Birer (1'er) milyon Türk ve Yahudi bu karara tepki göstererek ortak bir deklarasyon yayınlamıştır. Hollanda'da tarım işlerinden sorumlu Devlet Bakanlığı İslami ve Yahudi inancının gerektirdiği uyuşturucu verilmeden yapılan hayvan kesimlerinde çıkartılan yasaya uyulması için daha sıkı kontroller yapılmaktadır. Ancak Müslüman ve Yahudilere yetecek kadar uyuşturulmadan kesime izin verilmektedir.

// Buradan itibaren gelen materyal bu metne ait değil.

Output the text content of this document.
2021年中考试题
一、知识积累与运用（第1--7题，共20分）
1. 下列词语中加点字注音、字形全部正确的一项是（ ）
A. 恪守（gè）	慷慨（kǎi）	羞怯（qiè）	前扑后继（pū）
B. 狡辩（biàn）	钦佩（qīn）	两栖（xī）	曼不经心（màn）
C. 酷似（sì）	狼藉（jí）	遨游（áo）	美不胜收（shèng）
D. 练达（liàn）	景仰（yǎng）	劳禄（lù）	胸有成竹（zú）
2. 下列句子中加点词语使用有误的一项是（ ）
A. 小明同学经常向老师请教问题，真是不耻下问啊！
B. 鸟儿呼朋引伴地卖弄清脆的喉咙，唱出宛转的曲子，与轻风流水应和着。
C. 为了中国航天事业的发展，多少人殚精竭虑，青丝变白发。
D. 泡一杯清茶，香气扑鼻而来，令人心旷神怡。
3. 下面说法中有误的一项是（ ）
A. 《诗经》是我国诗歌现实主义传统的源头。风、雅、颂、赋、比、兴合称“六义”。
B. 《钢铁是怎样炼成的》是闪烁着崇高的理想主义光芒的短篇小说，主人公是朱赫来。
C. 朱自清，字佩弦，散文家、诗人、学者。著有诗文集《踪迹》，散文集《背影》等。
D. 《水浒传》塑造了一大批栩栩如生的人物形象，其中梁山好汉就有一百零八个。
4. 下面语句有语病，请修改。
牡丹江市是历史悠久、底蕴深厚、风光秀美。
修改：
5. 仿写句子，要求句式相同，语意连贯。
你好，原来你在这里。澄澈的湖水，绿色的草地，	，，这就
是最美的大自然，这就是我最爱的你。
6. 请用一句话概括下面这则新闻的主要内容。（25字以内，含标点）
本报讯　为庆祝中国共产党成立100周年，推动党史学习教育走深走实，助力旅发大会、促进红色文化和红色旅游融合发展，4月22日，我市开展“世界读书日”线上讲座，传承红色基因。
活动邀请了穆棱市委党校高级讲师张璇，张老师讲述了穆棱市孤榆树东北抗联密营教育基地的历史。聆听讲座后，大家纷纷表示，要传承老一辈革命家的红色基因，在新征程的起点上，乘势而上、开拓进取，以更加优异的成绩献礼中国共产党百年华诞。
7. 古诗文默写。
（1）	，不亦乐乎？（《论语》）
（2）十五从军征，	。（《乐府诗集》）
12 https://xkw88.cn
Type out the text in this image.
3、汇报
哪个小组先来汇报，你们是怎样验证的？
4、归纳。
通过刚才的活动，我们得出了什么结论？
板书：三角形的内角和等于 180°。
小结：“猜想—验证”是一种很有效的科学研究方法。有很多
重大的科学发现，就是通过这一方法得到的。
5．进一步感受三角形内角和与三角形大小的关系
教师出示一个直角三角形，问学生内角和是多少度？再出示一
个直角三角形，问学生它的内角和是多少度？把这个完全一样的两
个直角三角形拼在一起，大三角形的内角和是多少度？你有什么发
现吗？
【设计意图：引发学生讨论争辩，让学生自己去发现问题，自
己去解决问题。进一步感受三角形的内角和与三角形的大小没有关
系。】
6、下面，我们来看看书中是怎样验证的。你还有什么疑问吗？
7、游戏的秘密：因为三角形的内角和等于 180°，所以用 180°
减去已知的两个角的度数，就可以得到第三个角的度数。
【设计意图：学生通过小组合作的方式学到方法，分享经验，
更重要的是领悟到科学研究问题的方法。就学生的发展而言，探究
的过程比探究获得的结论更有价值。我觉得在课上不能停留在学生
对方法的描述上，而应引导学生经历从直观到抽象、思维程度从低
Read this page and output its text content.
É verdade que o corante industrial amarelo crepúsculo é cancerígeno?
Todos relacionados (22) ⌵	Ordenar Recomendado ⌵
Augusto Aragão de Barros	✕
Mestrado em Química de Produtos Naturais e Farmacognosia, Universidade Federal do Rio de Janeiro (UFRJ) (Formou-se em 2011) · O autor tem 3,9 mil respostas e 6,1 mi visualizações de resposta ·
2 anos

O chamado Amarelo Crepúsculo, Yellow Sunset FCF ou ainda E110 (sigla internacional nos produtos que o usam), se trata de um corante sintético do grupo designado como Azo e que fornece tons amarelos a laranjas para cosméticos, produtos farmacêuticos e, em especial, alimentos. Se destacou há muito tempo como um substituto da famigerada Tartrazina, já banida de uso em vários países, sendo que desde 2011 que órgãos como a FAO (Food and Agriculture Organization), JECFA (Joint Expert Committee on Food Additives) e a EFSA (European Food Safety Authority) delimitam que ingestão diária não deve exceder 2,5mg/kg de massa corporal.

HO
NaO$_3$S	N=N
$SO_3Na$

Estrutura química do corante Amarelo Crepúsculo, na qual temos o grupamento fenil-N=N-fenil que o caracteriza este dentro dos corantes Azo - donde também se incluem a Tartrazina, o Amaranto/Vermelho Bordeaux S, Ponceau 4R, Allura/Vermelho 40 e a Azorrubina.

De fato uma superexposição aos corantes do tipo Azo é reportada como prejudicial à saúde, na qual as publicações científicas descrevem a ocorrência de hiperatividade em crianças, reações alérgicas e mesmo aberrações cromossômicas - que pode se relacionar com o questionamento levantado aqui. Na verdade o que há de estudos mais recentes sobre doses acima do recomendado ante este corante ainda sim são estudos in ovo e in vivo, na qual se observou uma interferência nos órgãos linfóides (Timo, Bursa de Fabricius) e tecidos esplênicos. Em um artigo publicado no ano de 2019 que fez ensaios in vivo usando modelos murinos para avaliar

Bilindiği üzere Müslümanlar için helâl kesim ve Yahudiler içinse “Koşer” kesim için hayvanların bayıltılsa bile ölmemiş olması gerekmektedir. Hollanda’da ve diğer pek çok Avrupa ülkesinde şimdiye kadarki uygulamada, mezbahalarda hayvanlar kesilmeden önce bayıltılıyor veya uyuşturuluyor; ancak Müslümanlar ve Yahudi kasaplar, din özgürlüğü sebebiyle, bundan muaf tutulmuşlar ve hayvan kesimini dinlerinin gereğince yapıyorlardı.
Bu yüzden Hollanda’daki Müslümanların, Belçika ve Almanya’dan helâl kesim et ithalatına başlaması veya mezbahalarını oralara taşımaları yakın gözüküyor” (Akgündüz, 2011).
Hollanda ve Almanya bu yüzden HSG sorununu çözme konusunda yıllardan beri öncü durumdadır. En önemlisi ise etin İslami kurala göre kesilip piyasaya sunulup sunulmaması meselesidir. Problemlerin en büyüğü helâl et meselesidir. Zira bu konuda da ihtilaflar bulunmaktadır.
Bir taraftan “Ehl-i kitabın kestiği helâldir” diyen bazı mezhep imamları bulunmakta ve dolayısıyla da bu kaide, İslâm hukukunda ittifakla kabul edilirken diğer taraftan “%50’si ateistim diyen Avrupalılara nasıl ehl-i kitap diyeceğiz” sorusu gündeme gelmektedir. Ki bir ateiste de kimse ehl-i kitap diyemez. Sonuç olarak, bu konu özellikle Güney Amerika, İspanya ve benzeri et ihraç eden ülkeler için hayatî önem taşımaktadır.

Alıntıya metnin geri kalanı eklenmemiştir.